Le président français est sauvagement décidé à imposer sa "réforme", ce qui veut dire détruire la SNCF. Et cela ne concerne pas seulement les 250.000 travailleurs de la SNCF. Les collègues, syndicalisés dans les quatre syndicats (CGT, Unsa, Sud Rail et CFDT) ne sont pas prêts à baisser le ton sans lutte. Avec une majorité impressionnante, les cheminots français ont voté en mai contre la réforme de Macron, parce que le gouvernement n’a pas montré la volonté de négocier. C’est lui-même qui devait assumer la responsabilité pendant une très longue période.

Les cheminots syndiqués forment un de derniers bastions des syndicats français très combatifs, mais à faibles effectifs. Macron prétend ne pas vouloir privatiser la SNCF, mais sauver le « service public du rail ». Seulement, les « privilèges des cheminots », il faut les supprimer. En vérité, Macron poursuit une stratégie de sang-froid qui ressemble à l’ "Agenda 2010" allemand. Lui aussi veut imposer une précarisation massive du monde du travail et élargir le secteur des bas salaires. Beaucoup de médias soutiennent le président et attisent la haine contre les prétendus privilèges des cheminots.

En vérité, il ne s’agit pas de la suppression des privilèges, mais de raser les règlements spéciaux des cheminots, obtenus de hautes luttes pour compenser les inconvénients et complications de leur travail. L’enjeu est de taille de chaque côté de la barricade. Alors le gouvernement trompe et se sert aussi de la perfidie. Déjà avant le début de la grève, Macron et son gouvernement ont essayé de diviser les syndicalistes en plusieurs camps. Ainsi ils proposaient que la suppression des acquis sociaux ne concerne que les emplois nouveaux. Macron, ce banquier d’affaires essaie à la manière de Merkel de « rester dans l’expectative » pour briser la résistance des collègues et le front de grève. Il est connu que les grévistes en France ne reçoivent aucune indemnité de grève.

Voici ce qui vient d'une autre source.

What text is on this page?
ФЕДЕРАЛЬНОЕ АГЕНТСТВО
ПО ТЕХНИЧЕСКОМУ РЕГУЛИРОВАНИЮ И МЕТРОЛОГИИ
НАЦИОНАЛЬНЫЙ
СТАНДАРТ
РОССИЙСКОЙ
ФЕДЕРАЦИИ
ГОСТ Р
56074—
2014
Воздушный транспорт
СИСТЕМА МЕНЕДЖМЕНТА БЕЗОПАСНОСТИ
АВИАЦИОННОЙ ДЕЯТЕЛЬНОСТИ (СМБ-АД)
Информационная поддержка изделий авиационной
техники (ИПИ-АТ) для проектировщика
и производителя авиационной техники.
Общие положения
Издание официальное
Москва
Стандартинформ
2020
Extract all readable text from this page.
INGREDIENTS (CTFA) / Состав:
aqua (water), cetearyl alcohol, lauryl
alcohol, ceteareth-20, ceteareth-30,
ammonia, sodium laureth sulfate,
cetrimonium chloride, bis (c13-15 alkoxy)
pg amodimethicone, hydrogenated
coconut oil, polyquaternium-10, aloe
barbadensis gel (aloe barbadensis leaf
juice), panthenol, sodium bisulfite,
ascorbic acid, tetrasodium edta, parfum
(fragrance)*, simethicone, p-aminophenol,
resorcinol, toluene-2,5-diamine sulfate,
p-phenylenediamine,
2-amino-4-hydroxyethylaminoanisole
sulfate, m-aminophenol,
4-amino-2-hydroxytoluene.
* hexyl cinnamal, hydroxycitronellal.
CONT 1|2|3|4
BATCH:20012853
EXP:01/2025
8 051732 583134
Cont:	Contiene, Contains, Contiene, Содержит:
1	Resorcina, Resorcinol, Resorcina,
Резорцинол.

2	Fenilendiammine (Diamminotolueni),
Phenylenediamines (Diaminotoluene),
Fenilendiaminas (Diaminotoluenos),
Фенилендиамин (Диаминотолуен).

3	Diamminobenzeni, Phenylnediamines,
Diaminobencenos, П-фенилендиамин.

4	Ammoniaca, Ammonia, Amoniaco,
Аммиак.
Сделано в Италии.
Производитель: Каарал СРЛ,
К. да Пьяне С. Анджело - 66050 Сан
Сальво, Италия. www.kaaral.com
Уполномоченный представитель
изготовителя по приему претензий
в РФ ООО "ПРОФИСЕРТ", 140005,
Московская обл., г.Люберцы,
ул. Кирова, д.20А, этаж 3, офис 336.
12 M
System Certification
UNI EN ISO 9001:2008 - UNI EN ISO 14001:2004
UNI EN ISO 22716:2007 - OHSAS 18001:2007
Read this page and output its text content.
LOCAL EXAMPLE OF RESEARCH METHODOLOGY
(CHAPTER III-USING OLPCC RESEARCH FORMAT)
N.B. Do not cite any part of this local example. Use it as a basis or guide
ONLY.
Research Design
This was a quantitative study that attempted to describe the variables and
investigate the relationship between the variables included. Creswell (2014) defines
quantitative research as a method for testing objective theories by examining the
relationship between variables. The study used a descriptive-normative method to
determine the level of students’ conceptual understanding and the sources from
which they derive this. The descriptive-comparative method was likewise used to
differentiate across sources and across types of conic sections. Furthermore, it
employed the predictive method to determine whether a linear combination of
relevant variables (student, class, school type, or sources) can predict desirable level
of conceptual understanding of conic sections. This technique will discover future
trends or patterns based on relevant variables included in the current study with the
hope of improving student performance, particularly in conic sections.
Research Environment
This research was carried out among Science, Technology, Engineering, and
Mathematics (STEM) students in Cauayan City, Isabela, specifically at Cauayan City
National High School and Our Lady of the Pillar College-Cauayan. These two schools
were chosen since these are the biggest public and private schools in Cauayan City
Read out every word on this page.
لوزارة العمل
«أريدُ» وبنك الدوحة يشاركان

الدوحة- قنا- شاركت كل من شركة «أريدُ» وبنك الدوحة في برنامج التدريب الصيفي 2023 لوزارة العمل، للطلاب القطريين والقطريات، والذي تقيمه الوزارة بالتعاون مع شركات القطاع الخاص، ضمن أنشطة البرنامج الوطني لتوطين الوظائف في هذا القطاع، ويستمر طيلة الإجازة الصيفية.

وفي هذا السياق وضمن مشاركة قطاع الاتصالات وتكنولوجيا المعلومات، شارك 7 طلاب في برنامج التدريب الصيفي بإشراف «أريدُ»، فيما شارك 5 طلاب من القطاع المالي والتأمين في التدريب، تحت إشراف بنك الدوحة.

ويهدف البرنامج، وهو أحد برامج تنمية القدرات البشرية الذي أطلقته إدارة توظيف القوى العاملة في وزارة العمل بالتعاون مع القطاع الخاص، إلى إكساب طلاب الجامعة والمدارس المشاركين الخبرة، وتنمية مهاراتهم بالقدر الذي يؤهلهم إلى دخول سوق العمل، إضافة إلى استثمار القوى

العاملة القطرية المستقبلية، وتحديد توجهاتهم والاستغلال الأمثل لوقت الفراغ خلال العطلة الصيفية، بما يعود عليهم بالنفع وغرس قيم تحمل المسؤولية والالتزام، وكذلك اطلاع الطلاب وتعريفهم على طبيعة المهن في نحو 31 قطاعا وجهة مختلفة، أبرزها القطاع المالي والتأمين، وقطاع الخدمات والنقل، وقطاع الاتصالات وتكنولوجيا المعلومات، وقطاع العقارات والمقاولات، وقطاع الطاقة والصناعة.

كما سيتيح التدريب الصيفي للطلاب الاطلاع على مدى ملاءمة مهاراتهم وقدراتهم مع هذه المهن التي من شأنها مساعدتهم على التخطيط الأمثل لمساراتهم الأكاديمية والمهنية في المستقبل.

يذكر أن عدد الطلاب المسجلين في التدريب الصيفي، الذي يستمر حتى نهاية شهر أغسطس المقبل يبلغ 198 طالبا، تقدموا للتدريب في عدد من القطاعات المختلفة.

Ce conflit social doit être couronné de succès. La victoire ou la défaite ont une portée considérable, non seulement pour le mouvement ouvrier et syndicaliste français, mais aussi pour l’ensemble du mouvement européen des ouvriers et syndicalistes. Une défaite des cheminots français changerait le rapport de force entre le travail et le capital au détriment des hommes et femmes travailleurs. Il était ainsi en 1984, quand la dame de fer ultraconservatrice Margaret Thatcher a poussé les mineurs britanniques dans un conflit social qui les a mis à genou après douze mois. Mais les syndicalistes du GEW (syndicat enseignement et science) de Hesse attirent l’attention sur un autre fait très important du combat français : « La grève est donc le combat d’un personnel bénéficiant d’une couverture sociale, pour que la jeune génération ait les mêmes droits. Ce comportement est remarquable et mérite le plus grand respect ».

Pour soutenir ce combat, le GEW Hesse a récemment lancé une campagne pour collecter des dons pour les cheminots français. Entre temps, le Syndicat ver.di, domaine médias etc. (qui rassemble plusieurs groupes), s’y joint. Déjà en avril, l’EVG (le syndicat allemand de chemin de fer et du transport) se montrait solidaire : « L’EVG est expressément solidaire des collègues en grève en France (…) Pour permettre aux cheminots français de tenir bon, leurs syndicats fraternels ont besoin de notre aide ». Dans ce sens, l’EVG appelle au soutien des collègues dans leur résistance contre la réforme et aux dons.